Mexico’s health care system is made up of three tiers. Those who have the means to pay for private insurance may do so, or enjoy private medical care on a pay-as-you-go basis. Salaried workers are covered by IMSS (Instituto Mexicano del Seguro Social), Mexico’s government-run social security institute; retired people and the self-employed may also enroll in IMSS for an annual fee, and many expats living in Mexico are enrolled. A decade ago, the rest of the population, nearly half of Mexico’s 110 million inhabitants, had no health care insurance. Those not covered by other health services may now sign up for and receive health care through a program known as Seguro Popular.

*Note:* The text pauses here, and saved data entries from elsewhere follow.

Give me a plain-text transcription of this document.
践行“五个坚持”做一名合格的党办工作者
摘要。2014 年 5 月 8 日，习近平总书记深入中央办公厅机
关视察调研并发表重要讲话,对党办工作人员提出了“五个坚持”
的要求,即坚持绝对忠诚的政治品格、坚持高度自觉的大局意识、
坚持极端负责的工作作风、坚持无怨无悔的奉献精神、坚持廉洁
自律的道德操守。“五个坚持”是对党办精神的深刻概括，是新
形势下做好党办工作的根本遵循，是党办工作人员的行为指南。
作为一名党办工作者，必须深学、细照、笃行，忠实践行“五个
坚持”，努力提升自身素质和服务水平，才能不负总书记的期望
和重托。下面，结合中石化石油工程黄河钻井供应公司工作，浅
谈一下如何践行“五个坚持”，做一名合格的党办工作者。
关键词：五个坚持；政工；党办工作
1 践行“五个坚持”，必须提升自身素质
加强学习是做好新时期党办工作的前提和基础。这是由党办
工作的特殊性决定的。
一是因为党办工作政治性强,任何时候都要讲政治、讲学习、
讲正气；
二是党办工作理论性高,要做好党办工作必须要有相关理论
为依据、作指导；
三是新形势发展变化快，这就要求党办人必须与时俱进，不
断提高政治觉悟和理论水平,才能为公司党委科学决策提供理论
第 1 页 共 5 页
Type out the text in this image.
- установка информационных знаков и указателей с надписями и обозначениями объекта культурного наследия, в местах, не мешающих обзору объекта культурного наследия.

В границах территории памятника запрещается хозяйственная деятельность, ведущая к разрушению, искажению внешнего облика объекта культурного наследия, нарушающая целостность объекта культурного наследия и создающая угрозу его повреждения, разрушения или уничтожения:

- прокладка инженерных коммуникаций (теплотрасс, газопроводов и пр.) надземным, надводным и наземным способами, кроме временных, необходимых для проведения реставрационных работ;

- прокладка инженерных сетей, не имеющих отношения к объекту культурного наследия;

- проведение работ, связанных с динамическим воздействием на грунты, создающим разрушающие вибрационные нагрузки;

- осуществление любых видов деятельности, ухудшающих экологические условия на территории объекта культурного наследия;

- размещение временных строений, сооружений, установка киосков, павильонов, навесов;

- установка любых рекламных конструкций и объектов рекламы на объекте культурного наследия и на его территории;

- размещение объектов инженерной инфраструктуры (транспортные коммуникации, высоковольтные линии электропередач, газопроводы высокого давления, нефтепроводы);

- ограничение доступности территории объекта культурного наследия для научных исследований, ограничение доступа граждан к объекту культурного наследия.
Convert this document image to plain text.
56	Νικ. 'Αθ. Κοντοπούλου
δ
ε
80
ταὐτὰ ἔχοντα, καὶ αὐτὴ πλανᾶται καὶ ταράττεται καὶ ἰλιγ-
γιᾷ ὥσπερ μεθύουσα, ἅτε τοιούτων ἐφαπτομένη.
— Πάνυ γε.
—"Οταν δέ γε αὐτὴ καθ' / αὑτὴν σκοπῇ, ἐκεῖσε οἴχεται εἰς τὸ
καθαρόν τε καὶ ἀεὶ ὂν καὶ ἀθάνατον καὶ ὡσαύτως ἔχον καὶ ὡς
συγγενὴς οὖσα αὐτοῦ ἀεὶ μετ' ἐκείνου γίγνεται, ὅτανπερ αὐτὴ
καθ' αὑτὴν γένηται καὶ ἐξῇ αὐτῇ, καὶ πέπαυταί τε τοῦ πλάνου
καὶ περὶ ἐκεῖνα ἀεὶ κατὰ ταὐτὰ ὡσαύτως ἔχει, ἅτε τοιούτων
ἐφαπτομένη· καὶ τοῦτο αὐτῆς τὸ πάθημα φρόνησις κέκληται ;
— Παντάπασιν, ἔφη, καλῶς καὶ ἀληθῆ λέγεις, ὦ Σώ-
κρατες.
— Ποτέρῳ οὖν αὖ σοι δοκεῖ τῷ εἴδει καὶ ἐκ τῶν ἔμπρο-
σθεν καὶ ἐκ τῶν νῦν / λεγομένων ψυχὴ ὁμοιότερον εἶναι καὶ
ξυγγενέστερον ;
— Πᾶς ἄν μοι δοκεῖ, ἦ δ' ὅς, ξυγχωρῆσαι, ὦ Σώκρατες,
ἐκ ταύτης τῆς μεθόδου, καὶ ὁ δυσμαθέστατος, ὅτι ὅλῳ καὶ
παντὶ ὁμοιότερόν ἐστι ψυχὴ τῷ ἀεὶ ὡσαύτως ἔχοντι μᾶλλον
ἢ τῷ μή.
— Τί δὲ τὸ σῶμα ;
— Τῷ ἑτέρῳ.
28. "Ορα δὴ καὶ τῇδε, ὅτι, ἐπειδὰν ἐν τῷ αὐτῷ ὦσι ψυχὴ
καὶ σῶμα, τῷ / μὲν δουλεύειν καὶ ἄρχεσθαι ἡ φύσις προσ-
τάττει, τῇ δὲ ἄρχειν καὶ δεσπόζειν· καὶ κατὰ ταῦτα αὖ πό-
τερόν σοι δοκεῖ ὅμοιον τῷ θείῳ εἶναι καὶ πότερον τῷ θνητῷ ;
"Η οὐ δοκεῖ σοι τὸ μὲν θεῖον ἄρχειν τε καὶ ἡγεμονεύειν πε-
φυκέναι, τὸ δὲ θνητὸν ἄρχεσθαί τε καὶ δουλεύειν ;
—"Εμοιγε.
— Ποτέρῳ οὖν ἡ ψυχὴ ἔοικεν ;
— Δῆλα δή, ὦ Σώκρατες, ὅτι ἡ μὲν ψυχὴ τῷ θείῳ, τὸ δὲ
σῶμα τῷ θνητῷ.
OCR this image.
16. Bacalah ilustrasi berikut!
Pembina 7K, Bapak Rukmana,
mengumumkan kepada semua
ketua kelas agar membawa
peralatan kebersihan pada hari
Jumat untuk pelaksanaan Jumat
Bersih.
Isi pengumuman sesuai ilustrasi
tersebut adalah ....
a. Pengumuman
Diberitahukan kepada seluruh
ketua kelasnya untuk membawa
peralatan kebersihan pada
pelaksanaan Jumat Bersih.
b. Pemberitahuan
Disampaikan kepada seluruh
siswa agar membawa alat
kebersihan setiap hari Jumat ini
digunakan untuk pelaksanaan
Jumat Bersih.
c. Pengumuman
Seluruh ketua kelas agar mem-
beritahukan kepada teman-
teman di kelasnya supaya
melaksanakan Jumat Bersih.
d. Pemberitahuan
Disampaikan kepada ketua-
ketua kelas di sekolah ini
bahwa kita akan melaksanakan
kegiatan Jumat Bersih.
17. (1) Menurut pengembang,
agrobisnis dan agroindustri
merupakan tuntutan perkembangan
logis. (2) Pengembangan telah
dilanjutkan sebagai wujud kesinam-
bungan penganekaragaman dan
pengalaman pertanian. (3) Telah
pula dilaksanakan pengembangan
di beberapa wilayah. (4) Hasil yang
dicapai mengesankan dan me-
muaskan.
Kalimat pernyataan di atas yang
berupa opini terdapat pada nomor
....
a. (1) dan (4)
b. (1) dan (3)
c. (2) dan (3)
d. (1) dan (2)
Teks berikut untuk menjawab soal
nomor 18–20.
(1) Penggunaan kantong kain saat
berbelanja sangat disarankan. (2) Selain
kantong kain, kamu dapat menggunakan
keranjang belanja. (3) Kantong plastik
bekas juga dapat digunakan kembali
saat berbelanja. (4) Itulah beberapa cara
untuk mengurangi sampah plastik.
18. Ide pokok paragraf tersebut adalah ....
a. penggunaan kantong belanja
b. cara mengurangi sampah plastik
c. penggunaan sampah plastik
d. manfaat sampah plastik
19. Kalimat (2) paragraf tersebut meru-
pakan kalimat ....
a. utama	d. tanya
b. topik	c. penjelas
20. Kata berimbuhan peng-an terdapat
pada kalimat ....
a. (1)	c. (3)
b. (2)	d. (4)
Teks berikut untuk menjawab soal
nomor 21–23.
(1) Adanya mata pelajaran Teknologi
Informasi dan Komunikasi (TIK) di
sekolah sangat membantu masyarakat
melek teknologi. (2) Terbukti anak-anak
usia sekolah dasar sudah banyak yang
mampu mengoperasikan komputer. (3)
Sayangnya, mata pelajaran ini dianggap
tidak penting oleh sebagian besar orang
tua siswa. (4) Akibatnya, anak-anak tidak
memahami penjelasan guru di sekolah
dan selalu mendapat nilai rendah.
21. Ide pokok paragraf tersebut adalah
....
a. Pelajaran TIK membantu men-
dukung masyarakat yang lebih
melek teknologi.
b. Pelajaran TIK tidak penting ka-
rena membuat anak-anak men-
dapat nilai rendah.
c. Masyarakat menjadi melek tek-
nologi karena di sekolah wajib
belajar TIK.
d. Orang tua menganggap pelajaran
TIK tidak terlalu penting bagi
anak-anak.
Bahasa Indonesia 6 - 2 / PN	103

Private Care and Alternative Treatments
Mexico has an extensive system of private clinics and hospitals with modern facilities, well-trained physicians, and equipped with the latest in medical technology. Private medical care in Mexico is available at a fraction of the cost of the same procedures in the US, and does not require long waits. A consultation with a general practitioner runs about 500 pesos (less than $50 USD), specialists may charge a few hundred pesos more.
An excellent low-cost option available to all is offered by Farmacias Similares, a chain of drug stores selling generic drugs: most have a clinic with in-house doctor offering consultations for just 30 pesos. Here patients are attended to, often by recent med-school graduates, and the generic drugs prescribed are a fraction of the already low cost of brand name drugs.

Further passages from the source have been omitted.